Placenta plays a crucial role in ensuring proper fetal growth during pregnancy. However, placental insufficiency (PI), where the placenta fails to provide enough oxygen and nutrients to the fetus, can lead to adverse pregnancy outcomes. Magnetic Resonance Imaging (MRI) is a non-invasive imaging modality that can quantify placental blood flow and detect PI. In this study, we aimed to develop a new method for in vivo quantification of placental insufficiency using BOLD MRI and evaluate its diagnostic accuracy.
Methodology
We recruited pregnant women at 18-24 weeks gestation and acquired BOLD MRI scans at multiple time points during pregnancy. We developed a deep learning model to quantify placental blood flow and detected PI based on the ratio of the placental to cerebral blood volume.

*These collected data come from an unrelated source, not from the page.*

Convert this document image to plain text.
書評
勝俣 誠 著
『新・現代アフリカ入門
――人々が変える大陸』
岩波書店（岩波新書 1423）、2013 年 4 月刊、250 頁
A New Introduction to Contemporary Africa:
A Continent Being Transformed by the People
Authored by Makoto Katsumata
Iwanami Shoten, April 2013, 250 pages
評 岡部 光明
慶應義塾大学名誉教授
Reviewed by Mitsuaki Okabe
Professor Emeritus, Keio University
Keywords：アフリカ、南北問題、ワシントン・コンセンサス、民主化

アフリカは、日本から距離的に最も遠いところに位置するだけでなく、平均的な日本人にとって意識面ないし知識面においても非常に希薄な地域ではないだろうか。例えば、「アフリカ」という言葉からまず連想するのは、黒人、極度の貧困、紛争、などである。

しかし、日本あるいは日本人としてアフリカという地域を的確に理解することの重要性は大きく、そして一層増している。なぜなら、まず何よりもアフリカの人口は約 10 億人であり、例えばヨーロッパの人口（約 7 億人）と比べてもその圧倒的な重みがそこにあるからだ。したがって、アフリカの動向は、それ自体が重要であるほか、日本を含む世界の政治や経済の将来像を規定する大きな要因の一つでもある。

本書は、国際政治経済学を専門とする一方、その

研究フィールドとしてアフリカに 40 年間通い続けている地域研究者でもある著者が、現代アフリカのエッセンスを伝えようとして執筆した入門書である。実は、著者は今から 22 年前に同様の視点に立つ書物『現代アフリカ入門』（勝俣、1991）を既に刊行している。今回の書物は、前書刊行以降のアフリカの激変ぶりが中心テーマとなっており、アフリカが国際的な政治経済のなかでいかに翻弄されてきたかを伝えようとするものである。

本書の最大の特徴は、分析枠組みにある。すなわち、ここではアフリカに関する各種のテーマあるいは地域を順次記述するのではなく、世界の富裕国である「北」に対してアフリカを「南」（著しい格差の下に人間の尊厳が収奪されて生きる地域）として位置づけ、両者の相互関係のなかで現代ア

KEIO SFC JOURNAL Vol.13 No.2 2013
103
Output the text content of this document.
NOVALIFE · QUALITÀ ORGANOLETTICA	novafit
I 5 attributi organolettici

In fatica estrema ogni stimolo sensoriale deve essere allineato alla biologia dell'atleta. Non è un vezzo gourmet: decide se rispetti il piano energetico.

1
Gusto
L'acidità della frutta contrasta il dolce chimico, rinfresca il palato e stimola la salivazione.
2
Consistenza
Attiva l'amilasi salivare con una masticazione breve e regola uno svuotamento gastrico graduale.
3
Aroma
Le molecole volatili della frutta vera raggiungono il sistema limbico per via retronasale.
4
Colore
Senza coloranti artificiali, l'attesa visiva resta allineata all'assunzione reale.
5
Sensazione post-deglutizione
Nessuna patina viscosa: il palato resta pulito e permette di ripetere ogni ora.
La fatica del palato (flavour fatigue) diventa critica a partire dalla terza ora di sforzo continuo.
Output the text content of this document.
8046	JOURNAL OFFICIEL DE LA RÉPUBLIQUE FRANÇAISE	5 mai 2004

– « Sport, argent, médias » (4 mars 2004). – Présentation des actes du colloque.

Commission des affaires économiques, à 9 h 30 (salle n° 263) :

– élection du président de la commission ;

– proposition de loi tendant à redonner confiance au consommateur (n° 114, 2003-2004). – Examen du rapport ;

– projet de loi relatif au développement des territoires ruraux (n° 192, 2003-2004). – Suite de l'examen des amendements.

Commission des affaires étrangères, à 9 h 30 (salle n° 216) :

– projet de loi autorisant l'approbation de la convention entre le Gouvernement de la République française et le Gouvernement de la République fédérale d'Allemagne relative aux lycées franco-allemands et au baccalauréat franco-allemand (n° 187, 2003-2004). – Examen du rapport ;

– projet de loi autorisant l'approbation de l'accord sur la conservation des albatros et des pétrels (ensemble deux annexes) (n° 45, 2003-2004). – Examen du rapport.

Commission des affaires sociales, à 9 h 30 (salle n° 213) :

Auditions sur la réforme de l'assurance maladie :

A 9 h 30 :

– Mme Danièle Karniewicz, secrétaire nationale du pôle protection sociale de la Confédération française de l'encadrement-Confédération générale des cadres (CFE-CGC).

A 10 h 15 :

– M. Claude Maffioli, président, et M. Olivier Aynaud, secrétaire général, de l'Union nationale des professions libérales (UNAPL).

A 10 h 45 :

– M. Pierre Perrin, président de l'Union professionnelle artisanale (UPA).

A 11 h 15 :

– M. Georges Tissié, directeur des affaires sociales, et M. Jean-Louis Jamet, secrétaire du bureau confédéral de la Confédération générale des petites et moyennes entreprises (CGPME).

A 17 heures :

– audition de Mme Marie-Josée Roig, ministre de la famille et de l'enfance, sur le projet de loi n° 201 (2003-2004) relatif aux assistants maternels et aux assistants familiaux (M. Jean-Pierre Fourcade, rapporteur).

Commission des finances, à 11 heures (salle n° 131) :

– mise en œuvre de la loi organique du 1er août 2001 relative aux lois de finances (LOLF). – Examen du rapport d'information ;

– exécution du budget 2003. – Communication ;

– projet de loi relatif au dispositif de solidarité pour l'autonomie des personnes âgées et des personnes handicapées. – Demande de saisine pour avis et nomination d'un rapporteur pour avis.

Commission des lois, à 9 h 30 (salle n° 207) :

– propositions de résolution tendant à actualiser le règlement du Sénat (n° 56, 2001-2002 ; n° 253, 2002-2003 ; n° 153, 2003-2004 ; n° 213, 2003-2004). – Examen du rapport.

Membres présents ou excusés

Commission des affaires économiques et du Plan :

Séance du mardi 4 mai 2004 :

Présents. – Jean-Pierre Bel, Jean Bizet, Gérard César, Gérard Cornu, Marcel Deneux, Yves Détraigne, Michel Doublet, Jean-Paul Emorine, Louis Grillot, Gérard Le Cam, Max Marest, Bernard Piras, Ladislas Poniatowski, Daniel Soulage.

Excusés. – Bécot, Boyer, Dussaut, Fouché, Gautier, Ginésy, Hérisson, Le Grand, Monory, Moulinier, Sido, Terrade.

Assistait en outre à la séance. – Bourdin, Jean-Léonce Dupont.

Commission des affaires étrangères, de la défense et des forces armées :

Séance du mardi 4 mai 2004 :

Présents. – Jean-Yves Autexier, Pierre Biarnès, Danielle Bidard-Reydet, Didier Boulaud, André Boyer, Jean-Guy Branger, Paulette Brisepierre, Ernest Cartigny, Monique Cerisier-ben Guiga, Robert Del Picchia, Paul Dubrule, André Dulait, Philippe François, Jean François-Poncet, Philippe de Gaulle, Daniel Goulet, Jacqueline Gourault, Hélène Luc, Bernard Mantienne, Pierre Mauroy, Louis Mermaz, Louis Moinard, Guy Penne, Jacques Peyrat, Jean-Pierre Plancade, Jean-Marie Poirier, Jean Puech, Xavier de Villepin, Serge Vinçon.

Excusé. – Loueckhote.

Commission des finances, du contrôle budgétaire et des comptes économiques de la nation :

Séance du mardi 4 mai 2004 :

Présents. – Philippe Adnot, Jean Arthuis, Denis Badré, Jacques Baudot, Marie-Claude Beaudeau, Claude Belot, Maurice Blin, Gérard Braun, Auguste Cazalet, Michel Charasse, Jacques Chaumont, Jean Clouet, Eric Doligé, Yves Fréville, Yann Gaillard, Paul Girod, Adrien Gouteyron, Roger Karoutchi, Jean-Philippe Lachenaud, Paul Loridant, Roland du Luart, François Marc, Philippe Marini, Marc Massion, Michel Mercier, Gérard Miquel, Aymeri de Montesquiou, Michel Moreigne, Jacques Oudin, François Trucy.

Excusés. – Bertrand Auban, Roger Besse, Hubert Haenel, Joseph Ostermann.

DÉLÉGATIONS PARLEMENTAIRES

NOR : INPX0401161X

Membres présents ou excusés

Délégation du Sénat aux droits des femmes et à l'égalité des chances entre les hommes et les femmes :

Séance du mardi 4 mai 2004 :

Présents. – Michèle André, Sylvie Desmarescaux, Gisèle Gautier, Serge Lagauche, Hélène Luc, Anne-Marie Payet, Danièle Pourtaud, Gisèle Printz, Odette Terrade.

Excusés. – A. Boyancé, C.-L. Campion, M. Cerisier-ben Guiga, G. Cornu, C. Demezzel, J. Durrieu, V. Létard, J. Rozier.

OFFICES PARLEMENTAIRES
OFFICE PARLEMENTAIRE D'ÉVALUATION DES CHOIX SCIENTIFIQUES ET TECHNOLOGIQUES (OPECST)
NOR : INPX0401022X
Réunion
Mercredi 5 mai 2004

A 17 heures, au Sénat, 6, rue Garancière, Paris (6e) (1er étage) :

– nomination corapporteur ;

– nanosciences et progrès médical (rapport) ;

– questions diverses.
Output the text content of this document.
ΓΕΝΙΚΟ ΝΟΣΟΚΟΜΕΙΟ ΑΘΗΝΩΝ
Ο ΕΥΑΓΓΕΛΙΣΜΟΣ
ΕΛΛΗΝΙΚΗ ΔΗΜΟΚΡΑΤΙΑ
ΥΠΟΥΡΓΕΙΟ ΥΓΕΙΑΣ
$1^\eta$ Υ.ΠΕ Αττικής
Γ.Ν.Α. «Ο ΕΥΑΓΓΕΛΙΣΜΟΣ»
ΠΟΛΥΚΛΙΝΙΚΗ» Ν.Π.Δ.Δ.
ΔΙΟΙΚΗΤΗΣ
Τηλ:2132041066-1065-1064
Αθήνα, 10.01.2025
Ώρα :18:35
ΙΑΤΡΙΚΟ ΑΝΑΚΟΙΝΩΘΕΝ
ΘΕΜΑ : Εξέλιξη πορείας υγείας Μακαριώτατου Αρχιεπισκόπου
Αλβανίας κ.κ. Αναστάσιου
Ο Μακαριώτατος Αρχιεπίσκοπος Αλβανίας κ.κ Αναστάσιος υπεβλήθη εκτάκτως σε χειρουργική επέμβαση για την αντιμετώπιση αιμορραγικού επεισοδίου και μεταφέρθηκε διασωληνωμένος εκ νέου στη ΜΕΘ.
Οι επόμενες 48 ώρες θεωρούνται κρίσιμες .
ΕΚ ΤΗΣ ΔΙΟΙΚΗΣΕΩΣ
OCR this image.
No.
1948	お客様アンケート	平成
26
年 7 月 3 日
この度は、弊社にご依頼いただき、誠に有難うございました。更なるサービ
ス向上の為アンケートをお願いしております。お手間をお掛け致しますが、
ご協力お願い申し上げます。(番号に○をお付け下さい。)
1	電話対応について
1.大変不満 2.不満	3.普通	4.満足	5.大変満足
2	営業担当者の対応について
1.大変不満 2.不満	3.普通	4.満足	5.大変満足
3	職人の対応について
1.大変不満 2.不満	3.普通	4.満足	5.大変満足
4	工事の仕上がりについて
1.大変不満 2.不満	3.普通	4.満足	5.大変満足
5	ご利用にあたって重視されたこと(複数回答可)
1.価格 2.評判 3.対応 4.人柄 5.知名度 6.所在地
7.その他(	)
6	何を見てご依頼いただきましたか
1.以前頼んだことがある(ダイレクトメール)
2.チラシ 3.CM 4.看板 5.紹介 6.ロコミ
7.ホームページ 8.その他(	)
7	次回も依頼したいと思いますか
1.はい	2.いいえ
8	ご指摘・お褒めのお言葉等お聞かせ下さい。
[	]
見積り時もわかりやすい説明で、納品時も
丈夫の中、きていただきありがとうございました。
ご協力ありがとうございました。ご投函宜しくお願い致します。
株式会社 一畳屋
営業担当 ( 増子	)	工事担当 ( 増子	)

We evaluated the diagnostic accuracy of our method using a combination of MRI and clinical data.
Results
Our results showed that our BOLD MRI-based method accurately detects PI in vivo with high sensitivity and specificity. Compared to conventional methods, our approach provided more accurate quantification of placental blood flow and reduced the need for invasive measurements. We observed a strong correlation between our MRI-based method and clinical data, suggesting that MRI can be used as a non-invasive biomarker for PI diagnosis.
Discussion
Our study demonstrates the feasibility of in vivo quantification of placental insufficiency using BOLD MRI. Our approach provides accurate and reliable measurements of placental blood flow, which can be used to diagnose PI non-invasively. The use of deep learning algorithms enables us to accurately detect PI in vivo, even at early stages of pregnancy. These results have important implications for improving prenatal care and reducing the risk of adverse pregnancy outcomes.
Conclusion
In conclusion, our study demonstrates the potential of BOLD MRI-based deep learning methods for in vivo quantification of placental insufficiency. Our approach provides accurate and reliable measurements of placental blood flow, which can be used to diagnose PI non-invasively. These results have important implications for improving prenatal care and reducing the risk of adverse pregnancy outcomes. Future studies will focus on further validating our method in larger populations and exploring its clinical applications.